Sommes-nous encore capables d’inventer ?
Par Agathe Cagé (@AgatheCage) – COMPASS LABEL
Nous sommes àl’heure où la 5G nous promet une révolution de la chirurgie comme de l’automobilité. À l’heure où l’intelligence artificielle et les traitements inédits des données qu’elle permet ouvrent pour la santé, la protection de l’environnement, la banque…, des voies jusque là non explorées. À celle qui voit les blockchains transformer en profondeur l’ensemble des relations contractuelles, et donc humaines. Nous percevons au quotidien l’impact de ces changements, sans toutefois toujours en saisir les implications à long terme. Mais nous prenons rarement le temps de nous poser une question pourtant fondamentale : emportés dans une course que nous semblons vouloir sans fin aux innovations, sommes-nous encore capables d’inventer ?
Sur la longueur, le film Ad Astra de James Gray, dédié à la quête par un homme d’un sens à sa vie à travers le prisme de l’exploration spatiale, ennuiera sans doute autant de spectateurs qu’il en comblera. Sa première demi-heure vaut cependant le détour pour tous. Car le réalisateur new-yorkais nous y emmène sur une Lune habitée par l’homme. Et, mis à part le gris prédominant dans son atmosphère, tout y est semblable à la Terre. Ou, plus exactement, tout y est semblable au pire de ce que l’homme a fait de la Terre : sur-marchandisation du voyage, atterrissage dans un centre commercial automatisé, marchés captés par des grandes chaînes mondialisées en manque d’identité, travailleur éloigné malgré lui de sa famille, conflits pour la possession des ressources…
Vous pensez que le paysage lunaire de James Gray manque d’audace ? Mais êtes-vous vraiment sûr que, dans quelques années, le retour d’astronautes sur la Lune et l’établissement d’une première base lunaire conduiraient à une réalité différente ? Nous partageons sans doute quelques certitudes : les véhicules lunaires ne se déplaceront pas au pétrole et l’état de santé de ceux qui s’installeront sur le satellite de la Terre sera suivi à distance en temps réel avec la plus grande précision.
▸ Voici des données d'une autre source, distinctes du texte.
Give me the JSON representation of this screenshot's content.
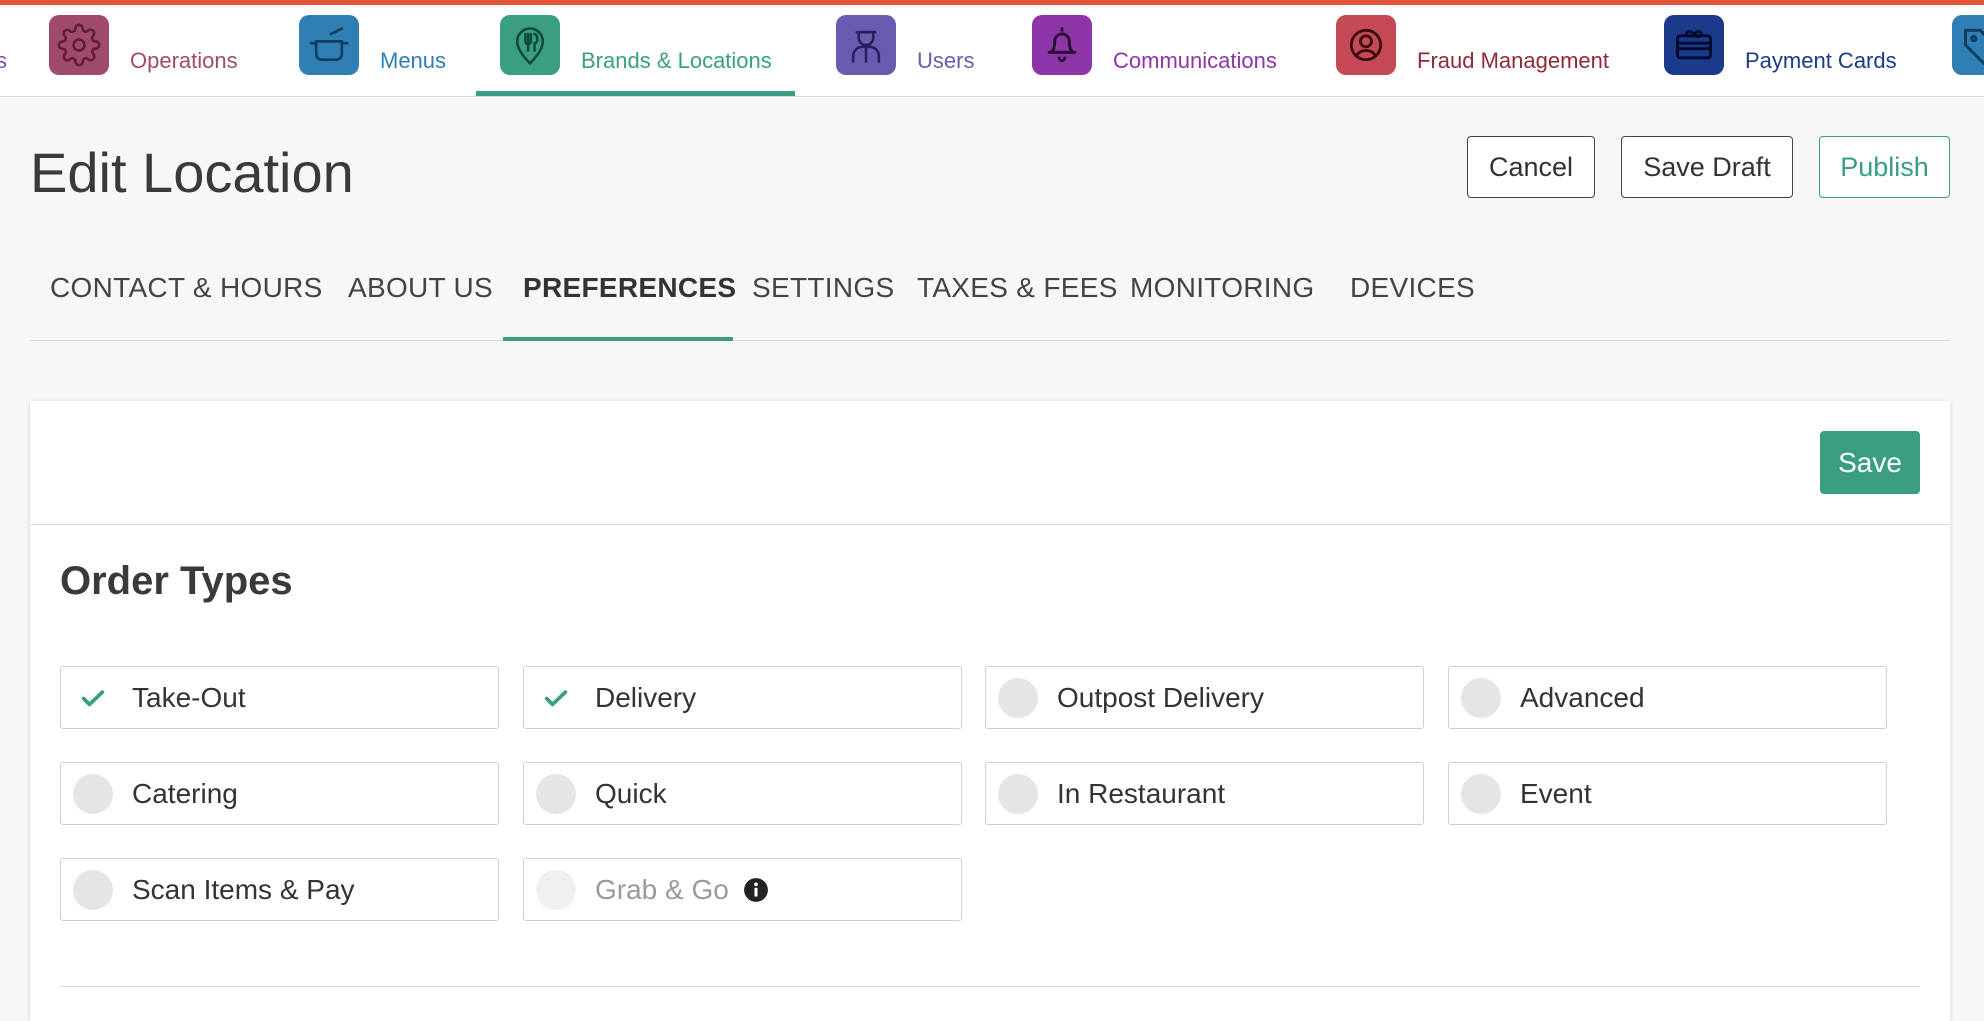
{
  "nav": {
    "accent_bar_color": "#e1543a",
    "active_color": "#3a9e82",
    "items": [
      {
        "label": "s",
        "icon": "tag-icon",
        "color": "#7b4fa6"
      },
      {
        "label": "Operations",
        "icon": "gear-icon",
        "color": "#a04a6c"
      },
      {
        "label": "Menus",
        "icon": "pot-icon",
        "color": "#2f7fb5"
      },
      {
        "label": "Brands & Locations",
        "icon": "map-pin-utensils-icon",
        "color": "#3a9e82",
        "active": true
      },
      {
        "label": "Users",
        "icon": "user-icon",
        "color": "#6a5bb0"
      },
      {
        "label": "Communications",
        "icon": "bell-icon",
        "color": "#8e35a8"
      },
      {
        "label": "Fraud Management",
        "icon": "user-circle-icon",
        "color": "#8f2a3a"
      },
      {
        "label": "Payment Cards",
        "icon": "gift-card-icon",
        "color": "#1c3a8c"
      },
      {
        "label": "",
        "icon": "tag-icon",
        "color": "#2f7fb5"
      }
    ]
  },
  "page": {
    "title": "Edit Location",
    "actions": {
      "cancel": "Cancel",
      "save_draft": "Save Draft",
      "publish": "Publish"
    }
  },
  "tabs": [
    {
      "label": "CONTACT & HOURS"
    },
    {
      "label": "ABOUT US"
    },
    {
      "label": "PREFERENCES",
      "active": true
    },
    {
      "label": "SETTINGS"
    },
    {
      "label": "TAXES & FEES"
    },
    {
      "label": "MONITORING"
    },
    {
      "label": "DEVICES"
    }
  ],
  "card": {
    "save_label": "Save",
    "section_title": "Order Types",
    "order_types": [
      {
        "label": "Take-Out",
        "checked": true
      },
      {
        "label": "Delivery",
        "checked": true
      },
      {
        "label": "Outpost Delivery",
        "checked": false
      },
      {
        "label": "Advanced",
        "checked": false
      },
      {
        "label": "Catering",
        "checked": false
      },
      {
        "label": "Quick",
        "checked": false
      },
      {
        "label": "In Restaurant",
        "checked": false
      },
      {
        "label": "Event",
        "checked": false
      },
      {
        "label": "Scan Items & Pay",
        "checked": false
      },
      {
        "label": "Grab & Go",
        "checked": false,
        "disabled": true,
        "info_icon": "info-icon"
      }
    ]
  }
}
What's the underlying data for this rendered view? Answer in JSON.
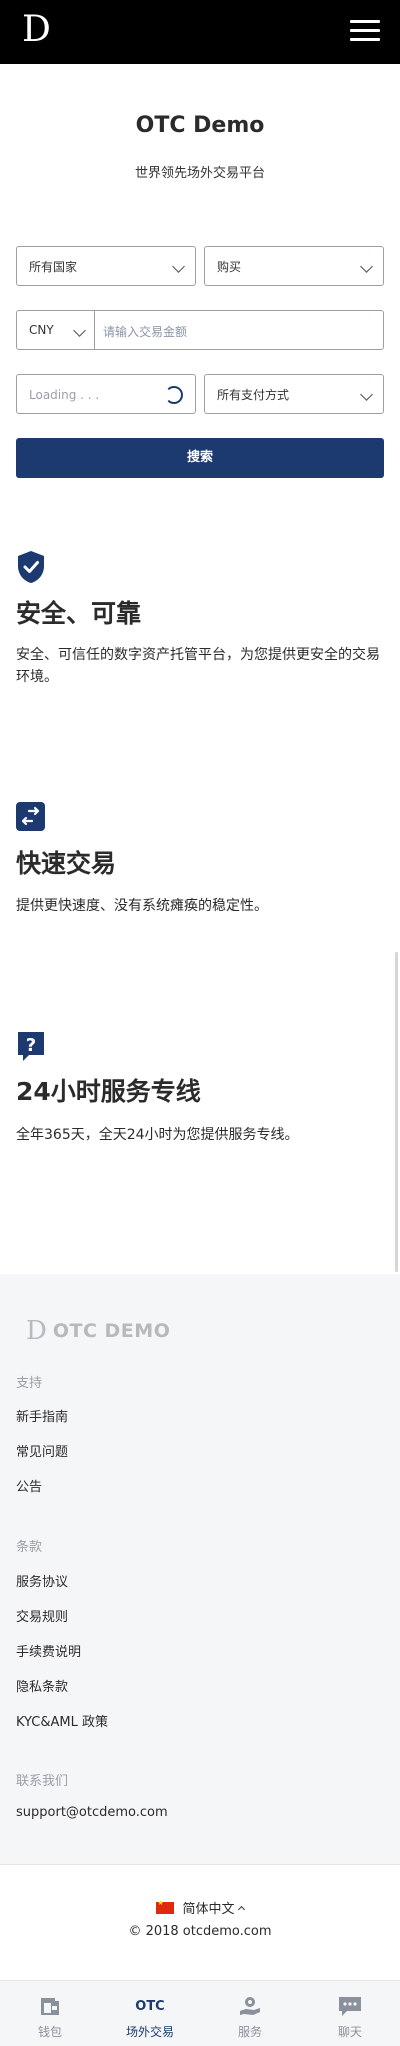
{
  "header": {
    "logo": "D",
    "menu_icon": "hamburger-menu-icon"
  },
  "hero": {
    "title": "OTC Demo",
    "subtitle": "世界领先场外交易平台"
  },
  "form": {
    "country_select": "所有国家",
    "trade_type_select": "购买",
    "currency_select": "CNY",
    "amount_placeholder": "请输入交易金额",
    "loading_text": "Loading . . .",
    "payment_select": "所有支付方式",
    "search_label": "搜索"
  },
  "features": [
    {
      "icon": "shield-check-icon",
      "title": "安全、可靠",
      "desc": "安全、可信任的数字资产托管平台，为您提供更安全的交易环境。"
    },
    {
      "icon": "exchange-icon",
      "title": "快速交易",
      "desc": "提供更快速度、没有系统瘫痪的稳定性。"
    },
    {
      "icon": "question-chat-icon",
      "title": "24小时服务专线",
      "desc": "全年365天，全天24小时为您提供服务专线。"
    }
  ],
  "footer": {
    "logo_d": "D",
    "logo_text": "OTC DEMO",
    "support": {
      "heading": "支持",
      "links": [
        "新手指南",
        "常见问题",
        "公告"
      ]
    },
    "terms": {
      "heading": "条款",
      "links": [
        "服务协议",
        "交易规则",
        "手续费说明",
        "隐私条款",
        "KYC&AML 政策"
      ]
    },
    "contact": {
      "heading": "联系我们",
      "email": "support@otcdemo.com"
    },
    "language": "简体中文",
    "copyright": "© 2018 otcdemo.com"
  },
  "bottom_nav": {
    "items": [
      {
        "label": "钱包",
        "icon": "wallet-icon"
      },
      {
        "label": "场外交易",
        "icon_text": "OTC",
        "active": true
      },
      {
        "label": "服务",
        "icon": "service-hand-icon"
      },
      {
        "label": "聊天",
        "icon": "chat-icon"
      }
    ]
  },
  "colors": {
    "primary": "#1c3a70",
    "topbar": "#000000",
    "footer_bg": "#f5f6f7",
    "muted": "#9aa0a8"
  }
}
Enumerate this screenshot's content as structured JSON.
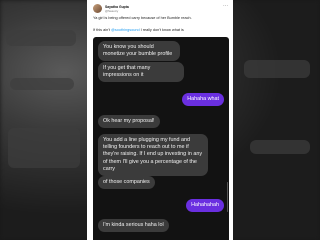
{
  "tweet": {
    "author_name": "Sayatha Gupta",
    "author_handle": "@Sasotry",
    "more_icon": "more-horizontal-icon",
    "text_1": "Ya girl is being offered carry because of her Bumble reach.",
    "text_2_prefix": "If this ain't ",
    "text_2_mention": "@soothingsound",
    "text_2_suffix": " I really don't know what is"
  },
  "chat": {
    "messages": [
      {
        "side": "in",
        "text": "You know you should monetize your bumble profile"
      },
      {
        "side": "in",
        "text": "If you get that many impressions on it"
      },
      {
        "side": "out",
        "text": "Hahaha what"
      },
      {
        "side": "in",
        "text": "Ok hear my proposal!"
      },
      {
        "side": "in",
        "text": "You add a line plugging my fund and telling founders to reach out to me if they're raising. If I end up investing in any of them I'll give you a percentage of the carry"
      },
      {
        "side": "in",
        "text": "of those companies"
      },
      {
        "side": "out",
        "text": "Hahahahah"
      },
      {
        "side": "in",
        "text": "I'm kinda serious haha lol"
      }
    ]
  },
  "colors": {
    "incoming_bubble": "#3b3b3b",
    "outgoing_bubble": "#6a2fe0",
    "chat_background": "#121212",
    "mention": "#1d9bf0"
  }
}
Saurons-nous, au-delà, inventer de nouvelles références, de nouveaux modèles pour cette planète qui s’offrira à nous ? Avons-nous encore assez d’imagination pour penser un territoire sans frontières et sans revendications de souveraineté ? Pour, plutôt que de chercher à nous emparer de nouvelles ressources, les considérer dès le premier instant comme des biens communs ? Pour proposer un système économique ne reposant pas sur la propriété privée ? Pour mettre de nouvelles valeurs au cœur des relations sociales ? Ou nous contenterons-nous d’une base lunaire ouverte à un tourisme de luxe et obéissant à des objectifs de rentabilité ?
Numériser, ubériser, créer des algorithmes performants, …, c’est faire preuve de créativité. Une créativité d’ailleurs parfois limitée quand les start-uppeurs ne se donnent plus comme ambition que d’appliquer à tel ou tel secteur un modèle qui a fait ses preuves dans un autre, pour les uns celui d’Uber, pour les autres celui de Netflix. La capacité créative est une mesure intéressante du dynamisme d’une économie. Elle dit toutefois peu de l’aptitude d’une société à se transformer en profondeur. La maîtrise des technologies de l’intelligence artificielle nourrit la capacité créative et, lorsque les modèles économiques ont été soigneusement conçus, également la performance. Mais quelle est la dernière innovation que vous avez rencontrée vis-à-vis de laquelle vous avez eu l’impression d’être face à une découverte ? ll y a certes les progrès scientifiques exceptionnels de ceux qui, par exemple, ont réussi à reconstituer l’image d’un trou noir aux confins de l’espace. Cependant, au-delà, nous sommes en mal d’explorateurs, de défricheurs, de briseurs de carcans. Nous ne nous surprenons même plus de n’entendre des « c’est historique » que dans la bouche de commentateurs sportifs. On peut se réjouir de la diffusion de l’esprit entrepreunarial. Mais il ne prendra vraiment sens que lorsqu’il rencontrera l’audace d’inventer.